В сыром осеннем Питере Горький чувствовал себя плохо. Он покашливал, сдвигал пестро шитую шелками тюбетейку, открывая наголо, до голубизны обритую голову. Но с Куприным сидел долго, рассуждая и прикидывая возможности нового издательства.
– Духовный голод велик, огромен, – глуховато говорил он после глубокой затяжки, – не только у той массы, что читала раньше и не получает уже несколько лет регулярного притока духовной пищи, но и развился у новой читательской массы, гораздо большей, чем прежняя…
Он раскурил новую папиросу от только что закуренной, затянулся, закашлялся, сказал сквозь кашель:
– Глядите в глубь событий, отрывайтесь от случайного, внешнего… И не обижайтесь на перегибы… Они неизбежны… Давайте работать. Будем издавать образцовые произведения конца прошлого и начала нынешнего века. Двинем ваш «Поединок»… Народу нужны и хорошие книжки, и хорошие журналы и газеты.
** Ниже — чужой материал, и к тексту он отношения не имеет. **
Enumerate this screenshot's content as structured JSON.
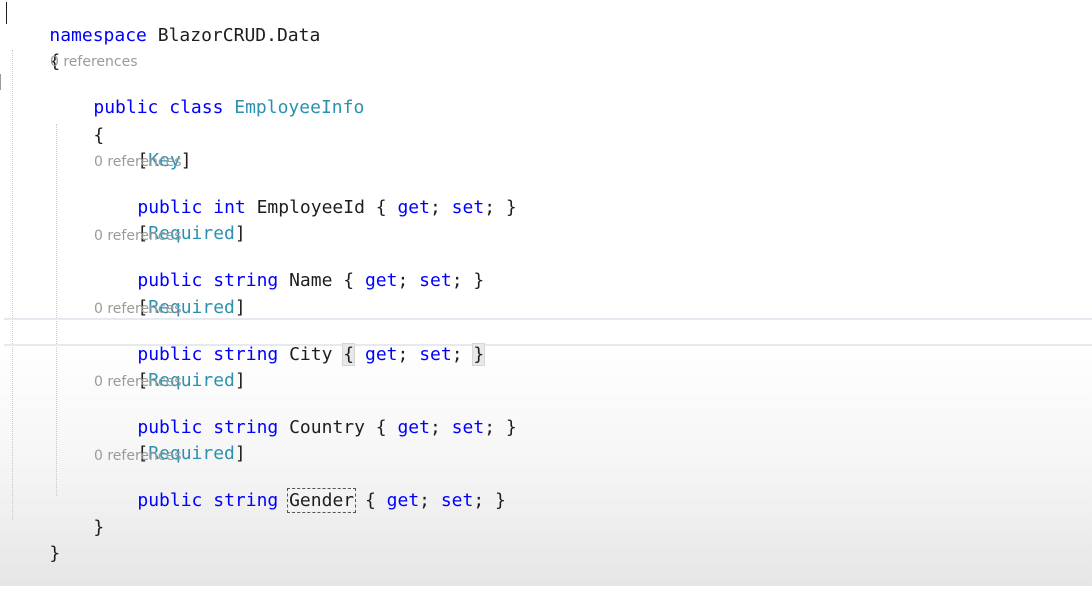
{
  "editor": {
    "namespace_line": {
      "keyword": "namespace",
      "name": " BlazorCRUD.Data"
    },
    "open_brace_outer": "{",
    "class_lens": "0 references",
    "class_line": {
      "kw1": "public",
      "kw2": " class ",
      "name": "EmployeeInfo"
    },
    "open_brace_inner": "{",
    "members": [
      {
        "attr_open": "[",
        "attr_name": "Key",
        "attr_close": "]",
        "lens": "0 references",
        "kw": "public",
        "type_kw": " int ",
        "name": "EmployeeId",
        "acc_open": " { ",
        "get": "get",
        "semi1": "; ",
        "set": "set",
        "acc_close": "; }"
      },
      {
        "attr_open": "[",
        "attr_name": "Required",
        "attr_close": "]",
        "lens": "0 references",
        "kw": "public",
        "type_kw": " string ",
        "name": "Name",
        "acc_open": " { ",
        "get": "get",
        "semi1": "; ",
        "set": "set",
        "acc_close": "; }"
      },
      {
        "attr_open": "[",
        "attr_name": "Required",
        "attr_close": "]",
        "lens": "0 references",
        "kw": "public",
        "type_kw": " string ",
        "name": "City",
        "acc_open": " { ",
        "get": "get",
        "semi1": "; ",
        "set": "set",
        "acc_close": "; ",
        "close_brace": "}"
      },
      {
        "attr_open": "[",
        "attr_name": "Required",
        "attr_close": "]",
        "lens": "0 references",
        "kw": "public",
        "type_kw": " string ",
        "name": "Country",
        "acc_open": " { ",
        "get": "get",
        "semi1": "; ",
        "set": "set",
        "acc_close": "; }"
      },
      {
        "attr_open": "[",
        "attr_name": "Required",
        "attr_close": "]",
        "lens": "0 references",
        "kw": "public",
        "type_kw": " string ",
        "name": "Gender",
        "acc_open": " { ",
        "get": "get",
        "semi1": "; ",
        "set": "set",
        "acc_close": "; }"
      }
    ],
    "close_brace_inner": "}",
    "close_brace_outer": "}"
  },
  "colors": {
    "keyword": "#0000ff",
    "type_name": "#2b91af",
    "identifier": "#1e1e1e",
    "codelens": "#9a9a9a"
  }
}
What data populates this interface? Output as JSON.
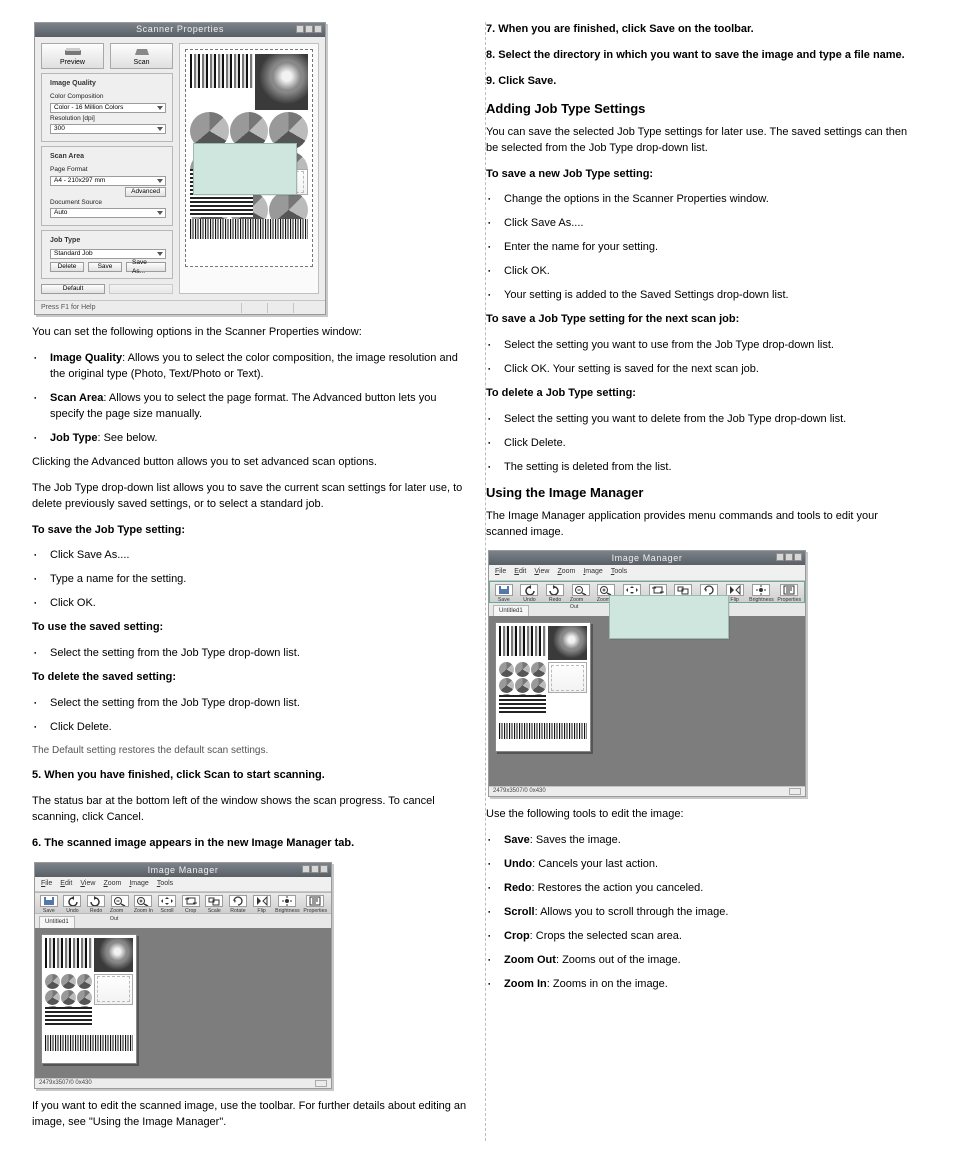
{
  "scanner_window": {
    "title": "Scanner Properties",
    "preview_btn": "Preview",
    "scan_btn": "Scan",
    "image_quality_legend": "Image Quality",
    "color_comp_label": "Color Composition",
    "color_comp_value": "Color - 16 Million Colors",
    "resolution_label": "Resolution [dpi]",
    "resolution_value": "300",
    "scan_area_legend": "Scan Area",
    "page_format_label": "Page Format",
    "page_format_value": "A4 - 210x297 mm",
    "advanced_btn": "Advanced",
    "doc_source_label": "Document Source",
    "doc_source_value": "Auto",
    "job_type_legend": "Job Type",
    "job_type_value": "Standard Job",
    "delete_btn": "Delete",
    "save_btn": "Save",
    "save_as_btn": "Save As...",
    "default_btn": "Default",
    "status": "Press F1 for Help"
  },
  "left_options_lead": "You can set the following options in the Scanner Properties window:",
  "options": {
    "iq": {
      "head": "Image Quality",
      "body": ": Allows you to select the color composition, the image resolution and the original type (Photo, Text/Photo or Text)."
    },
    "sa": {
      "head": "Scan Area",
      "body": ": Allows you to select the page format. The Advanced button lets you specify the page size manually."
    },
    "jt": {
      "head": "Job Type",
      "body": ": See below."
    }
  },
  "left_para1": "Clicking the Advanced button allows you to set advanced scan options.",
  "left_para2": "The Job Type drop-down list allows you to save the current scan settings for later use, to delete previously saved settings, or to select a standard job.",
  "left_save_head": "To save the Job Type setting:",
  "left_save_steps": [
    "Click Save As....",
    "Type a name for the setting.",
    "Click OK."
  ],
  "left_use_head": "To use the saved setting:",
  "left_use_steps": [
    "Select the setting from the Job Type drop-down list."
  ],
  "left_delete_head": "To delete the saved setting:",
  "left_delete_steps": [
    "Select the setting from the Job Type drop-down list.",
    "Click Delete."
  ],
  "left_note": "The Default setting restores the default scan settings.",
  "left_step5": "5. When you have finished, click Scan to start scanning.",
  "left_step5_more": "The status bar at the bottom left of the window shows the scan progress. To cancel scanning, click Cancel.",
  "left_step6": "6. The scanned image appears in the new Image Manager tab.",
  "im_window": {
    "title": "Image Manager",
    "menus": [
      "File",
      "Edit",
      "View",
      "Zoom",
      "Image",
      "Tools"
    ],
    "tools": [
      {
        "id": "save",
        "label": "Save"
      },
      {
        "id": "undo",
        "label": "Undo"
      },
      {
        "id": "redo",
        "label": "Redo"
      },
      {
        "id": "zoomout",
        "label": "Zoom Out"
      },
      {
        "id": "zoomin",
        "label": "Zoom In"
      },
      {
        "id": "scroll",
        "label": "Scroll"
      },
      {
        "id": "crop",
        "label": "Crop"
      },
      {
        "id": "scale",
        "label": "Scale"
      },
      {
        "id": "rotate",
        "label": "Rotate"
      },
      {
        "id": "flip",
        "label": "Flip"
      },
      {
        "id": "brightness",
        "label": "Brightness"
      },
      {
        "id": "properties",
        "label": "Properties"
      }
    ],
    "tab": "Untitled1",
    "status": "2479x3507/0 0x430"
  },
  "left_tail": "If you want to edit the scanned image, use the toolbar. For further details about editing an image, see \"Using the Image Manager\".",
  "step7": "7. When you are finished, click Save on the toolbar.",
  "step8": "8. Select the directory in which you want to save the image and type a file name.",
  "step9": "9. Click Save.",
  "right_heading": "Adding Job Type Settings",
  "right_para1": "You can save the selected Job Type settings for later use. The saved settings can then be selected from the Job Type drop-down list.",
  "right_save_head": "To save a new Job Type setting:",
  "right_save_steps": [
    "Change the options in the Scanner Properties window.",
    "Click Save As....",
    "Enter the name for your setting.",
    "Click OK.",
    "Your setting is added to the Saved Settings drop-down list."
  ],
  "right_next_head": "To save a Job Type setting for the next scan job:",
  "right_next_steps": [
    "Select the setting you want to use from the Job Type drop-down list.",
    "Click OK. Your setting is saved for the next scan job."
  ],
  "right_delete_head": "To delete a Job Type setting:",
  "right_delete_steps": [
    "Select the setting you want to delete from the Job Type drop-down list.",
    "Click Delete.",
    "The setting is deleted from the list."
  ],
  "right_im_heading": "Using the Image Manager",
  "right_im_lead": "The Image Manager application provides menu commands and tools to edit your scanned image.",
  "right_tools_lead": "Use the following tools to edit the image:",
  "tool_desc": [
    {
      "h": "Save",
      "b": "Saves the image."
    },
    {
      "h": "Undo",
      "b": "Cancels your last action."
    },
    {
      "h": "Redo",
      "b": "Restores the action you canceled."
    },
    {
      "h": "Scroll",
      "b": "Allows you to scroll through the image."
    },
    {
      "h": "Crop",
      "b": "Crops the selected scan area."
    },
    {
      "h": "Zoom Out",
      "b": "Zooms out of the image."
    },
    {
      "h": "Zoom In",
      "b": "Zooms in on the image."
    }
  ]
}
Куприн, повернувшись к нему всем полнеющим телом, быстро ответил:
– «Поединок» – это хорошо, но старо. А вот есть у меня, Алексей Максимович, задумка, которой я хотел бы с вами поделиться…
Это была давно занимавшая Куприна затея издавать народную газету для крестьянства под названием «Земля».
– Сейчас деревне до зарезу, больше, чем книга, нужны землемер, агроном, садовник, инженер, лесничий, сыровар, маслодел, коннозаводчик, учитель, врач, акушерка, санитар, – убежденно говорил он Горькому. – Нужно поднять сельское хозяйство и сделать его передовым и культурным. Уничтожить на селе недоверие к людям интеллигентного труда, пропагандировать народу сельскохозяйственную технику и специальные знания. Учить бережному отношению к лесу… Да мало ли еще задач, которые сейчас жизненно насущны для русской деревни!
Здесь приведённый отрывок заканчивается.